Using quality tea towels will make everyday tasks more enjoyable.If you love entertaining guests in your kitchen, screen printed tea towels can serve as great conversation starters. Drape one over the back of a chair, or on the counter while you're serving drinks. People like to know the story behind favourite objects and screen printed tea towels are usually handmade by local artists who express themselves through their work.
Find your style
This type of tea towel is not your common garden variety type, so let's think about how to match your style.
Consider your kitchen or dining room aesthetic and colour scheme, and decide whether you want a complimentary or contrasting style. Kitchens are often minimalistic (at least when they are tidy) so going for a bold, colourful statement is a sure way to create an impact.
And if you think it is hard to find unique, Australian-made tea towels as a gift, take a look at these beautifully drawn local creatures. You can see their unique personalities and immediately know the artist has created something special.
Tea towels are a good way to add visual interest to any space; hang them on the wall as well as on your oven door. They can be changed often and you don't have to worry about heat and moisture as you might with original art on paper. Australian tea towels typically measure around 50cm x 70cm, which is a good size for wall art.
Keep them looking good
Screen printing on tea towels results in a durable print. Cotton and linen, both absorbent and durable, are popular choices for screen printed tea towels. Cotton is soft and lightweight, while linen is known for a luxurious feel and its ability to soften over time. Whichever you prefer, follow these tips to keep them looking bright and fresh.
- Give your linen tea towels a quick wash before use as there may be some starch in the fabric. Likewise for cotton.
- Machine wash in cold water on a gentle cycle without any bleach which could ruin the colours.
- Dry your screen printed tea towels outside in the fresh air if possible. Alternatively, tumble dry on a low heat setting.
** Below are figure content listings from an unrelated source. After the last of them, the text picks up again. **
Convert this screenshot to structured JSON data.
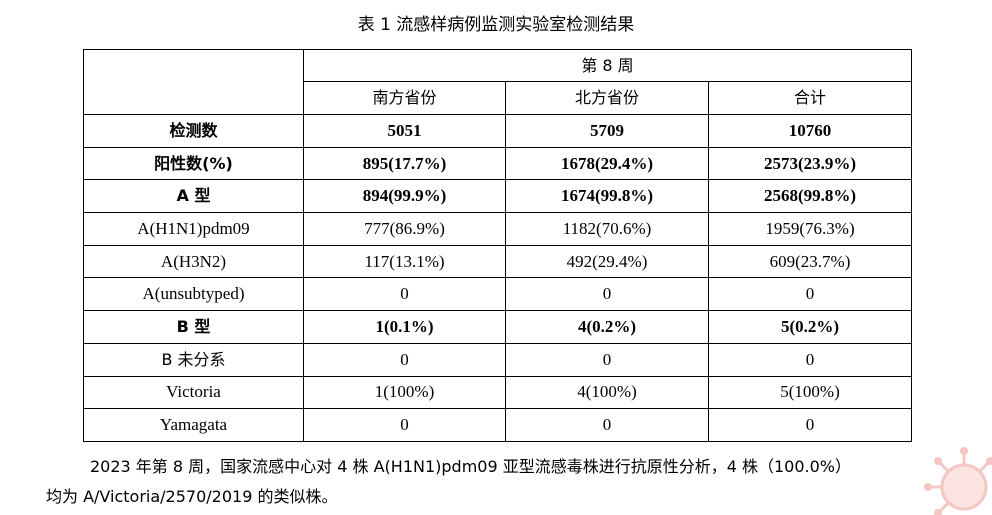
{
  "title": "表 1   流感样病例监测实验室检测结果",
  "table": {
    "week_header": "第 8 周",
    "columns": [
      "南方省份",
      "北方省份",
      "合计"
    ],
    "rows": [
      {
        "label": "检测数",
        "values": [
          "5051",
          "5709",
          "10760"
        ]
      },
      {
        "label": "阳性数(%)",
        "values": [
          "895(17.7%)",
          "1678(29.4%)",
          "2573(23.9%)"
        ]
      },
      {
        "label": "A 型",
        "values": [
          "894(99.9%)",
          "1674(99.8%)",
          "2568(99.8%)"
        ]
      },
      {
        "label": "A(H1N1)pdm09",
        "values": [
          "777(86.9%)",
          "1182(70.6%)",
          "1959(76.3%)"
        ]
      },
      {
        "label": "A(H3N2)",
        "values": [
          "117(13.1%)",
          "492(29.4%)",
          "609(23.7%)"
        ]
      },
      {
        "label": "A(unsubtyped)",
        "values": [
          "0",
          "0",
          "0"
        ]
      },
      {
        "label": "B 型",
        "values": [
          "1(0.1%)",
          "4(0.2%)",
          "5(0.2%)"
        ]
      },
      {
        "label": "B 未分系",
        "values": [
          "0",
          "0",
          "0"
        ]
      },
      {
        "label": "Victoria",
        "values": [
          "1(100%)",
          "4(100%)",
          "5(100%)"
        ]
      },
      {
        "label": "Yamagata",
        "values": [
          "0",
          "0",
          "0"
        ]
      }
    ]
  },
  "footnote": {
    "line1": "2023 年第 8 周，国家流感中心对 4 株 A(H1N1)pdm09 亚型流感毒株进行抗原性分析，4 株（100.0%）",
    "line2": "均为 A/Victoria/2570/2019 的类似株。"
  },
  "decoration": {
    "name": "virus-watermark",
    "color": "#f4c7c3"
  }
}
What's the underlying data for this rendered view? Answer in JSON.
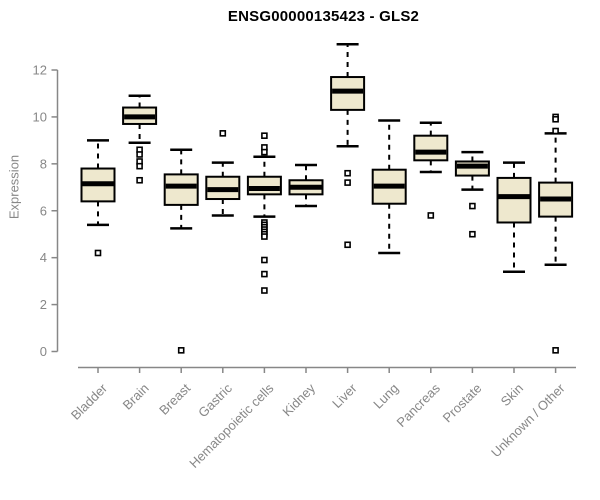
{
  "chart_data": {
    "type": "boxplot",
    "title": "ENSG00000135423 - GLS2",
    "ylabel": "Expression",
    "xlabel": "",
    "yticks": [
      0,
      2,
      4,
      6,
      8,
      10,
      12
    ],
    "ylim": [
      0,
      13.3
    ],
    "grid": false,
    "legend": "none",
    "xticklabel_rotation": 45,
    "categories": [
      "Bladder",
      "Brain",
      "Breast",
      "Gastric",
      "Hematopoietic cells",
      "Kidney",
      "Liver",
      "Lung",
      "Pancreas",
      "Prostate",
      "Skin",
      "Unknown / Other"
    ],
    "series": [
      {
        "category": "Bladder",
        "whisker_low": 5.4,
        "q1": 6.4,
        "median": 7.15,
        "q3": 7.8,
        "whisker_high": 9.0,
        "outliers": [
          4.2
        ]
      },
      {
        "category": "Brain",
        "whisker_low": 8.9,
        "q1": 9.7,
        "median": 10.0,
        "q3": 10.4,
        "whisker_high": 10.9,
        "outliers": [
          8.6,
          8.4,
          8.1,
          7.9,
          7.3
        ]
      },
      {
        "category": "Breast",
        "whisker_low": 5.25,
        "q1": 6.25,
        "median": 7.05,
        "q3": 7.55,
        "whisker_high": 8.6,
        "outliers": [
          0.05
        ]
      },
      {
        "category": "Gastric",
        "whisker_low": 5.8,
        "q1": 6.5,
        "median": 6.9,
        "q3": 7.45,
        "whisker_high": 8.05,
        "outliers": [
          9.3
        ]
      },
      {
        "category": "Hematopoietic cells",
        "whisker_low": 5.75,
        "q1": 6.7,
        "median": 6.95,
        "q3": 7.45,
        "whisker_high": 8.3,
        "outliers": [
          9.2,
          8.7,
          8.5,
          5.5,
          5.4,
          5.3,
          5.2,
          5.1,
          5.0,
          4.9,
          3.9,
          3.3,
          2.6
        ]
      },
      {
        "category": "Kidney",
        "whisker_low": 6.2,
        "q1": 6.7,
        "median": 7.0,
        "q3": 7.3,
        "whisker_high": 7.95,
        "outliers": []
      },
      {
        "category": "Liver",
        "whisker_low": 8.75,
        "q1": 10.3,
        "median": 11.1,
        "q3": 11.7,
        "whisker_high": 13.1,
        "outliers": [
          7.6,
          7.2,
          4.55
        ]
      },
      {
        "category": "Lung",
        "whisker_low": 4.2,
        "q1": 6.3,
        "median": 7.05,
        "q3": 7.75,
        "whisker_high": 9.85,
        "outliers": []
      },
      {
        "category": "Pancreas",
        "whisker_low": 7.65,
        "q1": 8.15,
        "median": 8.5,
        "q3": 9.2,
        "whisker_high": 9.75,
        "outliers": [
          5.8
        ]
      },
      {
        "category": "Prostate",
        "whisker_low": 6.9,
        "q1": 7.5,
        "median": 7.9,
        "q3": 8.1,
        "whisker_high": 8.5,
        "outliers": [
          6.2,
          5.0
        ]
      },
      {
        "category": "Skin",
        "whisker_low": 3.4,
        "q1": 5.5,
        "median": 6.6,
        "q3": 7.4,
        "whisker_high": 8.05,
        "outliers": []
      },
      {
        "category": "Unknown / Other",
        "whisker_low": 3.7,
        "q1": 5.75,
        "median": 6.5,
        "q3": 7.2,
        "whisker_high": 9.3,
        "outliers": [
          10.0,
          9.9,
          9.4,
          0.05
        ]
      }
    ],
    "colors": {
      "box_fill": "#EEE8CE",
      "box_border": "#000000",
      "median": "#000000",
      "whisker": "#000000",
      "outlier_stroke": "#000000",
      "outlier_fill": "#ffffff",
      "axis": "#878787",
      "title": "#000000",
      "background": "#ffffff"
    }
  }
}
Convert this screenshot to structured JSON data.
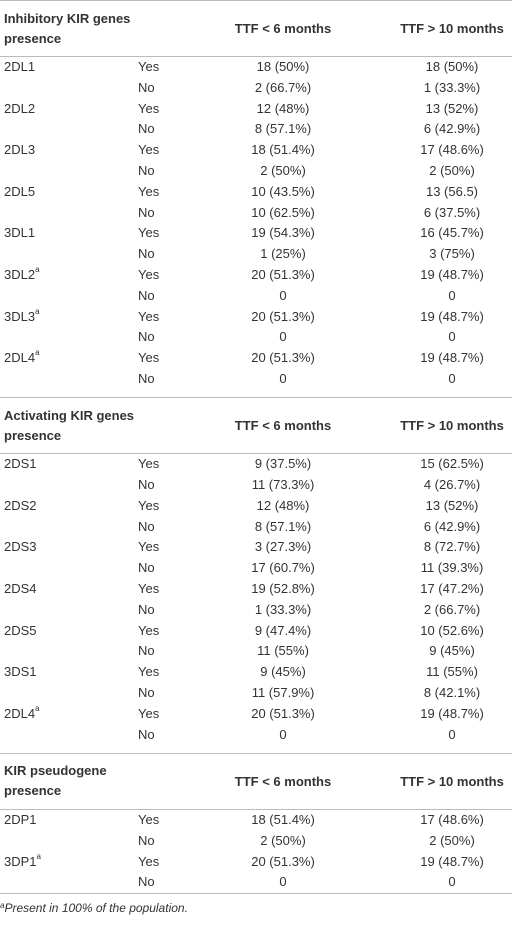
{
  "sections": [
    {
      "title": "Inhibitory KIR genes presence",
      "columns": [
        "TTF < 6 months",
        "TTF > 10 months"
      ],
      "rows": [
        {
          "gene": "2DL1",
          "presence": "Yes",
          "lt6": "18 (50%)",
          "gt10": "18 (50%)"
        },
        {
          "presence": "No",
          "lt6": "2 (66.7%)",
          "gt10": "1 (33.3%)"
        },
        {
          "gene": "2DL2",
          "presence": "Yes",
          "lt6": "12 (48%)",
          "gt10": "13 (52%)"
        },
        {
          "presence": "No",
          "lt6": "8 (57.1%)",
          "gt10": "6 (42.9%)"
        },
        {
          "gene": "2DL3",
          "presence": "Yes",
          "lt6": "18 (51.4%)",
          "gt10": "17 (48.6%)"
        },
        {
          "presence": "No",
          "lt6": "2 (50%)",
          "gt10": "2 (50%)"
        },
        {
          "gene": "2DL5",
          "presence": "Yes",
          "lt6": "10 (43.5%)",
          "gt10": "13 (56.5)"
        },
        {
          "presence": "No",
          "lt6": "10 (62.5%)",
          "gt10": "6 (37.5%)"
        },
        {
          "gene": "3DL1",
          "presence": "Yes",
          "lt6": "19 (54.3%)",
          "gt10": "16 (45.7%)"
        },
        {
          "presence": "No",
          "lt6": "1 (25%)",
          "gt10": "3 (75%)"
        },
        {
          "gene": "3DL2",
          "note": "a",
          "presence": "Yes",
          "lt6": "20 (51.3%)",
          "gt10": "19 (48.7%)"
        },
        {
          "presence": "No",
          "lt6": "0",
          "gt10": "0"
        },
        {
          "gene": "3DL3",
          "note": "a",
          "presence": "Yes",
          "lt6": "20 (51.3%)",
          "gt10": "19 (48.7%)"
        },
        {
          "presence": "No",
          "lt6": "0",
          "gt10": "0"
        },
        {
          "gene": "2DL4",
          "note": "a",
          "presence": "Yes",
          "lt6": "20 (51.3%)",
          "gt10": "19 (48.7%)"
        },
        {
          "presence": "No",
          "lt6": "0",
          "gt10": "0"
        }
      ]
    },
    {
      "title": "Activating KIR genes presence",
      "columns": [
        "TTF < 6 months",
        "TTF > 10 months"
      ],
      "rows": [
        {
          "gene": "2DS1",
          "presence": "Yes",
          "lt6": "9 (37.5%)",
          "gt10": "15 (62.5%)"
        },
        {
          "presence": "No",
          "lt6": "11 (73.3%)",
          "gt10": "4 (26.7%)"
        },
        {
          "gene": "2DS2",
          "presence": "Yes",
          "lt6": "12 (48%)",
          "gt10": "13 (52%)"
        },
        {
          "presence": "No",
          "lt6": "8 (57.1%)",
          "gt10": "6 (42.9%)"
        },
        {
          "gene": "2DS3",
          "presence": "Yes",
          "lt6": "3 (27.3%)",
          "gt10": "8 (72.7%)"
        },
        {
          "presence": "No",
          "lt6": "17 (60.7%)",
          "gt10": "11 (39.3%)"
        },
        {
          "gene": "2DS4",
          "presence": "Yes",
          "lt6": "19 (52.8%)",
          "gt10": "17 (47.2%)"
        },
        {
          "presence": "No",
          "lt6": "1 (33.3%)",
          "gt10": "2 (66.7%)"
        },
        {
          "gene": "2DS5",
          "presence": "Yes",
          "lt6": "9 (47.4%)",
          "gt10": "10 (52.6%)"
        },
        {
          "presence": "No",
          "lt6": "11 (55%)",
          "gt10": "9 (45%)"
        },
        {
          "gene": "3DS1",
          "presence": "Yes",
          "lt6": "9 (45%)",
          "gt10": "11 (55%)"
        },
        {
          "presence": "No",
          "lt6": "11 (57.9%)",
          "gt10": "8 (42.1%)"
        },
        {
          "gene": "2DL4",
          "note": "a",
          "presence": "Yes",
          "lt6": "20 (51.3%)",
          "gt10": "19 (48.7%)"
        },
        {
          "presence": "No",
          "lt6": "0",
          "gt10": "0"
        }
      ]
    },
    {
      "title": "KIR pseudogene presence",
      "columns": [
        "TTF < 6 months",
        "TTF > 10 months"
      ],
      "rows": [
        {
          "gene": "2DP1",
          "presence": "Yes",
          "lt6": "18 (51.4%)",
          "gt10": "17 (48.6%)"
        },
        {
          "presence": "No",
          "lt6": "2 (50%)",
          "gt10": "2 (50%)"
        },
        {
          "gene": "3DP1",
          "note": "a",
          "presence": "Yes",
          "lt6": "20 (51.3%)",
          "gt10": "19 (48.7%)"
        },
        {
          "presence": "No",
          "lt6": "0",
          "gt10": "0"
        }
      ]
    }
  ],
  "footnote": {
    "mark": "a",
    "text": "Present in 100% of the population."
  }
}
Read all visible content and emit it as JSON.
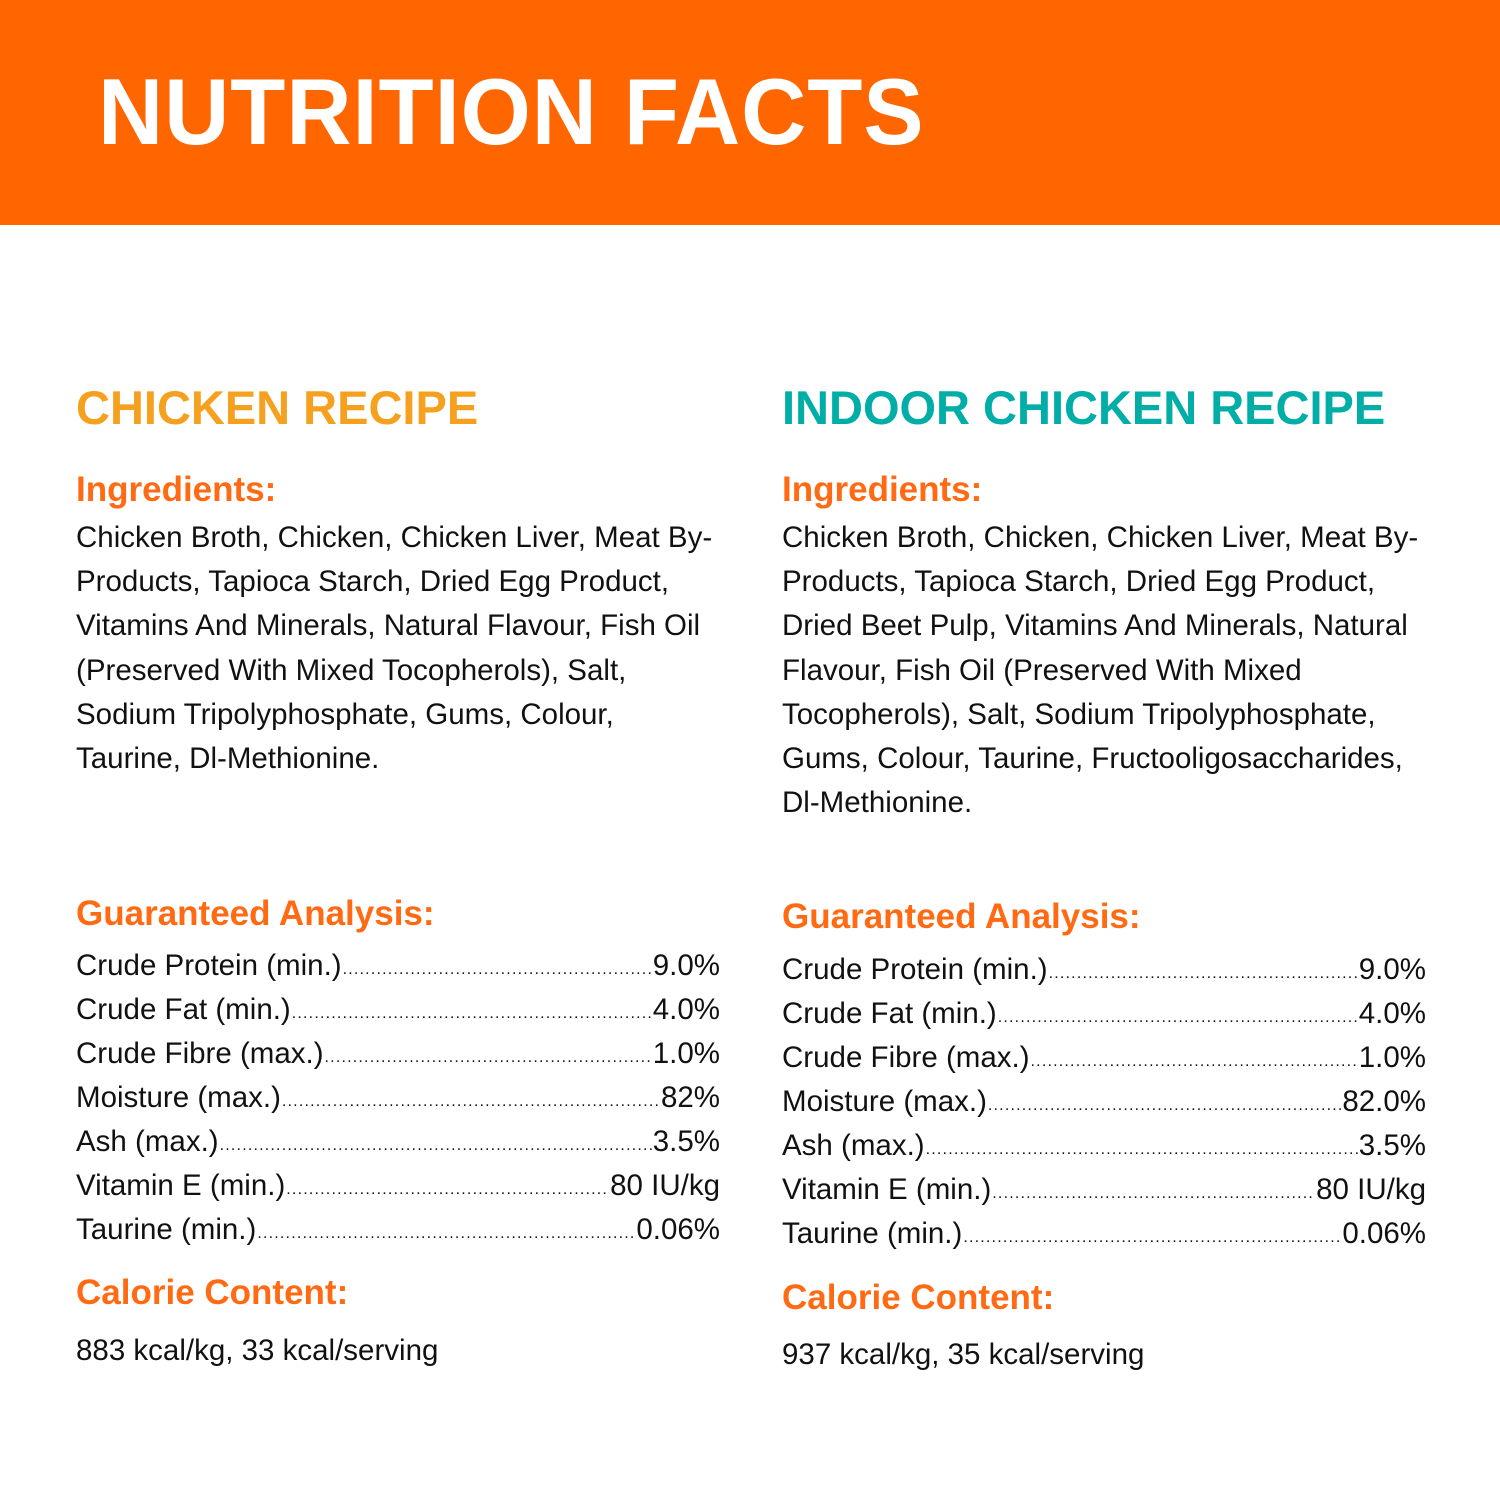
{
  "header": {
    "title": "NUTRITION FACTS",
    "background_color": "#FF6600",
    "title_color": "#FFFFFF"
  },
  "colors": {
    "chicken_recipe_title": "#F5A11F",
    "indoor_recipe_title": "#00ADA7",
    "section_heading": "#FF6A13",
    "body_text": "#111111"
  },
  "recipes": [
    {
      "title": "CHICKEN RECIPE",
      "ingredients_heading": "Ingredients:",
      "ingredients": "Chicken Broth, Chicken, Chicken Liver, Meat By-Products, Tapioca Starch, Dried Egg Product, Vitamins And Minerals, Natural Flavour, Fish Oil (Preserved With Mixed Tocopherols), Salt, Sodium Tripolyphosphate, Gums, Colour, Taurine, Dl-Methionine.",
      "analysis_heading": "Guaranteed Analysis:",
      "analysis": [
        {
          "label": "Crude Protein (min.)",
          "value": "9.0%"
        },
        {
          "label": "Crude Fat (min.)",
          "value": "4.0%"
        },
        {
          "label": "Crude Fibre (max.)",
          "value": "1.0%"
        },
        {
          "label": "Moisture (max.)",
          "value": "82%"
        },
        {
          "label": "Ash (max.)",
          "value": "3.5%"
        },
        {
          "label": "Vitamin E (min.)",
          "value": "80 IU/kg"
        },
        {
          "label": "Taurine (min.)",
          "value": "0.06%"
        }
      ],
      "calorie_heading": "Calorie Content:",
      "calorie_content": "883 kcal/kg, 33 kcal/serving"
    },
    {
      "title": "INDOOR CHICKEN RECIPE",
      "ingredients_heading": "Ingredients:",
      "ingredients": "Chicken Broth, Chicken, Chicken Liver, Meat By-Products, Tapioca Starch, Dried Egg Product, Dried Beet Pulp, Vitamins And Minerals, Natural Flavour, Fish Oil (Preserved With Mixed Tocopherols), Salt, Sodium Tripolyphosphate, Gums, Colour, Taurine, Fructooligosaccharides, Dl-Methionine.",
      "analysis_heading": "Guaranteed Analysis:",
      "analysis": [
        {
          "label": "Crude Protein (min.)",
          "value": "9.0%"
        },
        {
          "label": "Crude Fat (min.)",
          "value": "4.0%"
        },
        {
          "label": "Crude Fibre (max.)",
          "value": "1.0%"
        },
        {
          "label": "Moisture (max.)",
          "value": "82.0%"
        },
        {
          "label": "Ash (max.)",
          "value": "3.5%"
        },
        {
          "label": "Vitamin E (min.)",
          "value": "80 IU/kg"
        },
        {
          "label": "Taurine (min.)",
          "value": "0.06%"
        }
      ],
      "calorie_heading": "Calorie Content:",
      "calorie_content": "937 kcal/kg, 35 kcal/serving"
    }
  ],
  "leader_dots": "......................................................................................................................................."
}
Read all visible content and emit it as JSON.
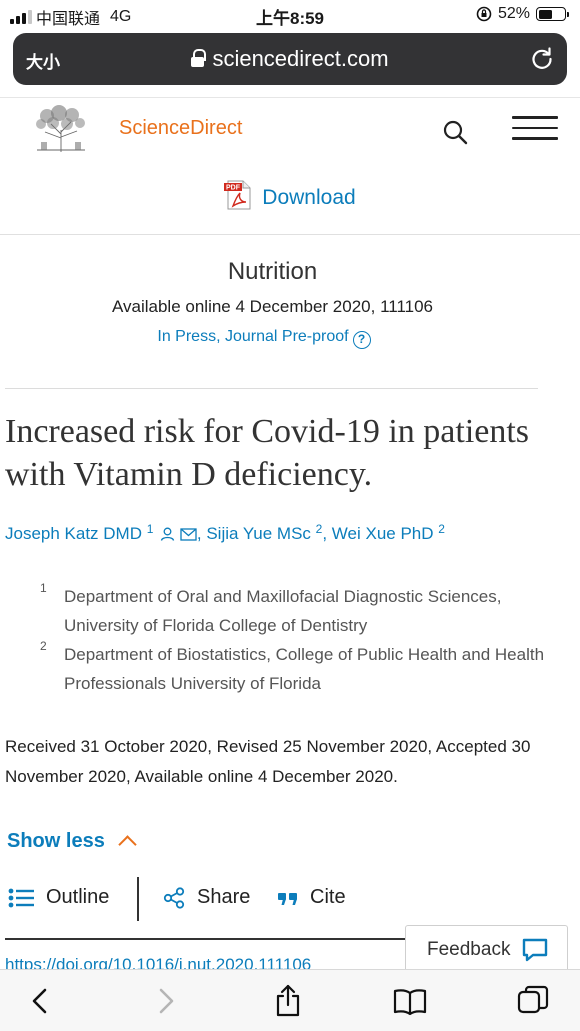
{
  "status_bar": {
    "carrier": "中国联通",
    "network": "4G",
    "time": "上午8:59",
    "battery_pct": "52%",
    "battery_level": 0.52
  },
  "browser": {
    "text_size_label": "大小",
    "url": "sciencedirect.com"
  },
  "header": {
    "brand": "ScienceDirect",
    "download_label": "Download",
    "pdf_badge": "PDF"
  },
  "journal": {
    "name": "Nutrition",
    "available_line": "Available online 4 December 2020, 111106",
    "status_link": "In Press, Journal Pre-proof",
    "help_glyph": "?"
  },
  "article": {
    "title": "Increased risk for Covid-19 in patients with Vitamin D deficiency.",
    "authors": [
      {
        "name": "Joseph Katz DMD",
        "sup": "1"
      },
      {
        "name": "Sijia Yue MSc",
        "sup": "2"
      },
      {
        "name": "Wei Xue PhD",
        "sup": "2"
      }
    ],
    "affiliations": [
      {
        "num": "1",
        "text": "Department of Oral and Maxillofacial Diagnostic Sciences, University of Florida College of Dentistry"
      },
      {
        "num": "2",
        "text": "Department of Biostatistics, College of Public Health and Health Professionals University of Florida"
      }
    ],
    "history": "Received 31 October 2020, Revised 25 November 2020, Accepted 30 November 2020, Available online 4 December 2020.",
    "show_less": "Show less",
    "doi": "https://doi.org/10.1016/j.nut.2020.111106"
  },
  "actions": {
    "outline": "Outline",
    "share": "Share",
    "cite": "Cite",
    "feedback": "Feedback"
  },
  "icons": {
    "accent": "#e9711c",
    "link": "#0c7dbb"
  }
}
All our cotton and linen tea towels are made in Australia by local designers and artists. We seek out products from makers all over Australia to save you time when you're looking for something special for a favourite person or yourself.
Australian artists and makers whose work is shown on this page: Libby Watkins, Em Menzies, Me & Amber, Hamish and Buster, Kayla Reay.
The screen printing process
If you're not sure how screen printed tea towels are made, here's a quick overview.
- The artist or maker creates a drawing using their preferred medium (e.g. paint, coloured pencils) or by using a drawing program on a computer.
- The artwork is converted into a stencil. Sometimes this is done by hand, but more often a computer is used. For a piece with more than one colour, several stencils are created.
- The stencil is attached to a very fine mesh screen (traditionally made of silk but more modern ones are synthetic). Cloth is then laid under the screen and ink is pushed across the stencil so that some ink goes through the minute holes in the screen onto the fabric below, thus creating a design or patten on the cloth.
- The ink is set into the fabric, usually by applying heat to the material.